Escuchá la editorial en la voz de su autor, Diego Jiménez


Un país político y económico esperando la noticia. Una noticia que llega a última hora. Un Presidente que anuncia la novedad sin muchas precisiones. Un ministro en conferencia de prensa que puntualiza lo que el Presidente no hizo. Frases que intercalan reproches a gobernantes anteriores. Análisis del comunicado.

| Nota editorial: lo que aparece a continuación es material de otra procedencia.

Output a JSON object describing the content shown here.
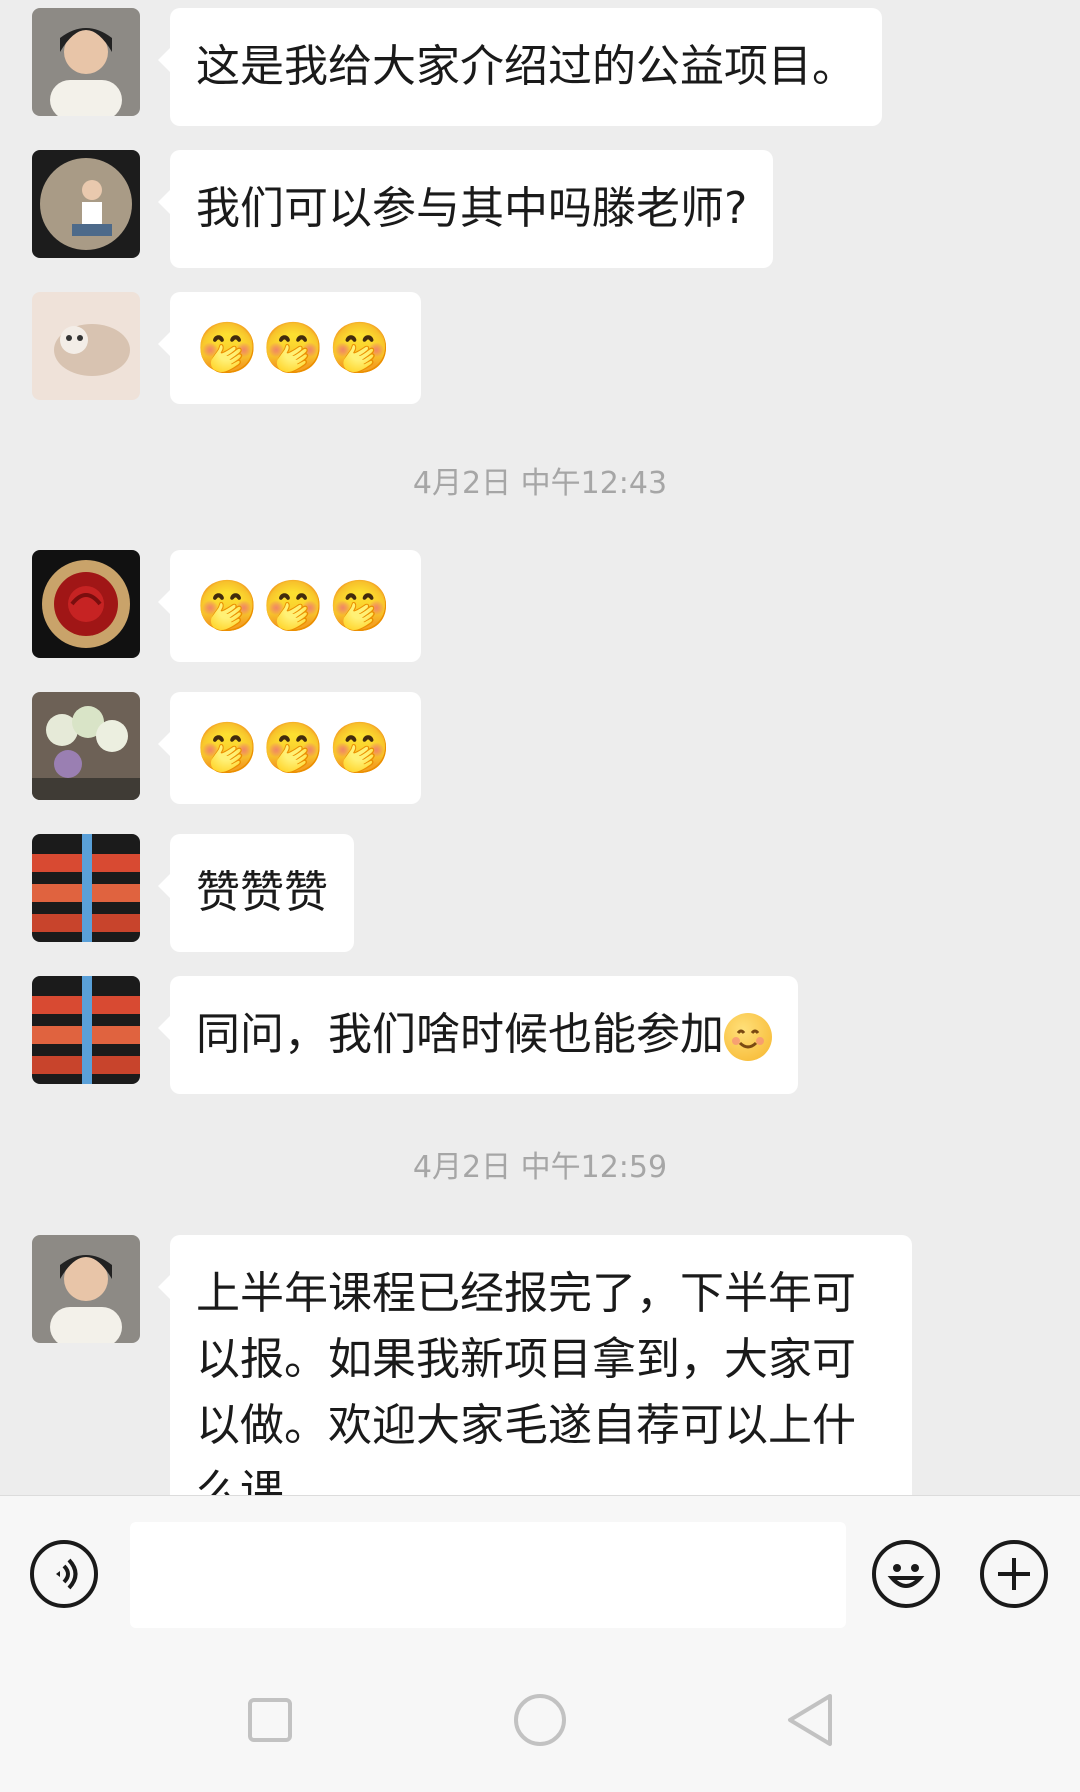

Palabras que buscan connotar seriedad, previsibilidad, claridad, y seguridad. Oposición, mayoritariamente, impostando madurez, midiendo palabras y presentando caras de seriedad. Medios divididos en su interpretación de la información, dólar blue bajando, acciones argentinas subiendo, riesgo país descendiendo y la izquierda renovando su pataleo ideológico.

Economía real, variables macroeconómicas, inflación, déficit fiscal, baja de subsidios, ajuste, equilibrio, crédito externo, pobreza, política previsional, bonistas, crecimiento, sustentabilidad, bancos internacionales, organismos de crédito, confianza, expectativas, emisión monetaria, indicadores económicos y sociales, acuerdo, entendimiento, default, emisión monetaria, inversiones, devaluación, tarifas, Estados Unidos, Unión Europea. 

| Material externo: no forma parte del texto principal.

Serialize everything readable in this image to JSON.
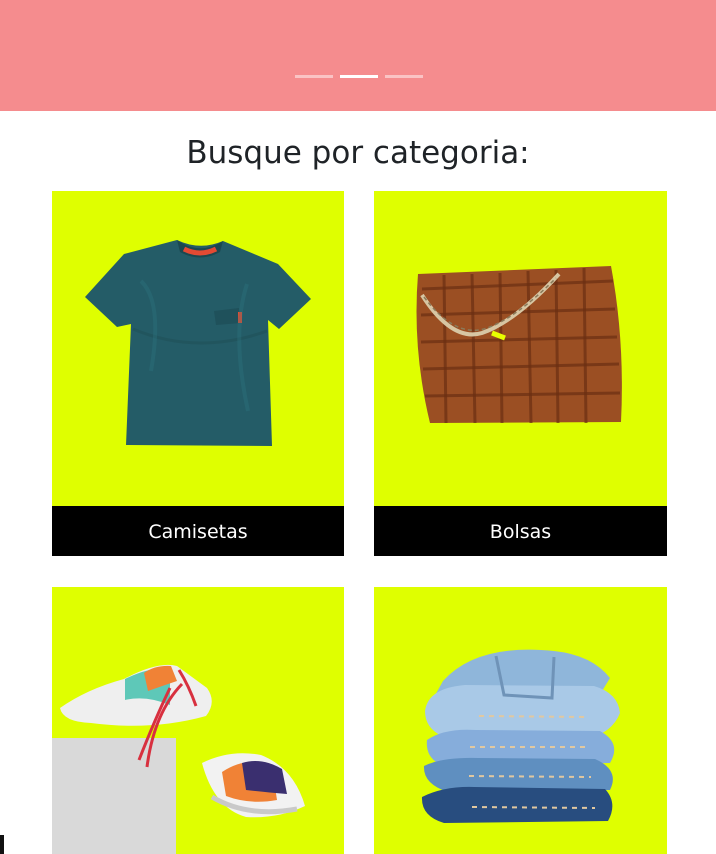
{
  "hero": {
    "indicators": [
      {
        "label": "",
        "active": false
      },
      {
        "label": "",
        "active": true
      },
      {
        "label": "",
        "active": false
      }
    ]
  },
  "section": {
    "title": "Busque por categoria:"
  },
  "categories": [
    {
      "label": "Camisetas",
      "image_icon": "t-shirt-image"
    },
    {
      "label": "Bolsas",
      "image_icon": "handbag-image"
    },
    {
      "label": "",
      "image_icon": "sneakers-image"
    },
    {
      "label": "",
      "image_icon": "jeans-stack-image"
    }
  ],
  "colors": {
    "banner": "#f58c8e",
    "category_background": "#dfff00",
    "caption_background": "#000000",
    "caption_text": "#ffffff",
    "heading_text": "#1f2327"
  }
}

Vida pasada, recuerdo real, sensación de ya vivido, circunstancias parecidas, contexto similar, repetición, te conozco de algún lado, otra vez de nuevo, experiencia transitada anteriormente, paramnesia.

El viernes pasado muchos sintieron que les ocurría lo mismo que a Bill Murray en su película Hechizo del Tiempo o Día de la Marmota (Groundhog Day, 1993), en donde el protagonista transita recurrentemente el mismo día sin ninguna alteración. Atrapado en un bucle de tiempo, que lo lleva hacía el pasado una y otra vez, Murray, vive las mismas cosas repetidamente. La media mañana del último día hábil de la semana parecía calcada, una copia exacta de otras, de otro tiempo, pero parecida al presente. 

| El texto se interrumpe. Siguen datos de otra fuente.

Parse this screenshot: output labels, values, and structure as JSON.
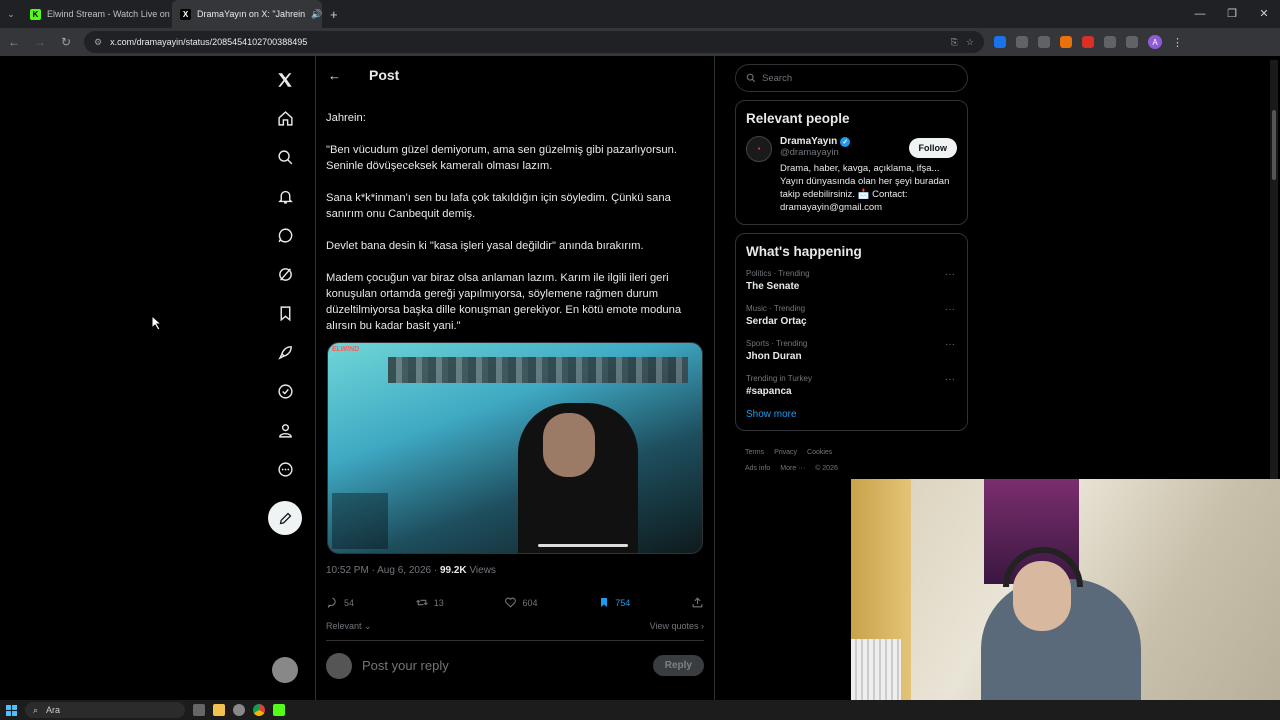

Gestos, oraciones, escenarios, actores principales y secundarios, pausas, silencios, guardias periodísticas, vivos en los lugares claves, sets de televisión, panelistas repetidos, ex negociadores, economistas de la “City”, un desfile previsible de una mañana cuya singularidad consistió en carecer de originalidad. Y como en toda historia que vivimos de manera repetida, no falta el villano impiadoso, insensible, gélido. Un hombre de la bolsa, un “cuco” de las finanzas internacionales que ataca, una y otra vez, a la natural bonhomía de argentinos y argentinas. Así escrito, en un adecuado lenguaje, políticamente correcto. 

Argentina y el Fondo Monetario Internacional, un clásico oxidado, una relación conflictiva, neurótica, un ida y vuelta frustrante, un revival que refleja un costado significativo del fracaso colectivo argentino. Un vínculo anormal, solo posible porque ambas partes no miran con realismo sus dificultades particulares y las que supieron construir en común.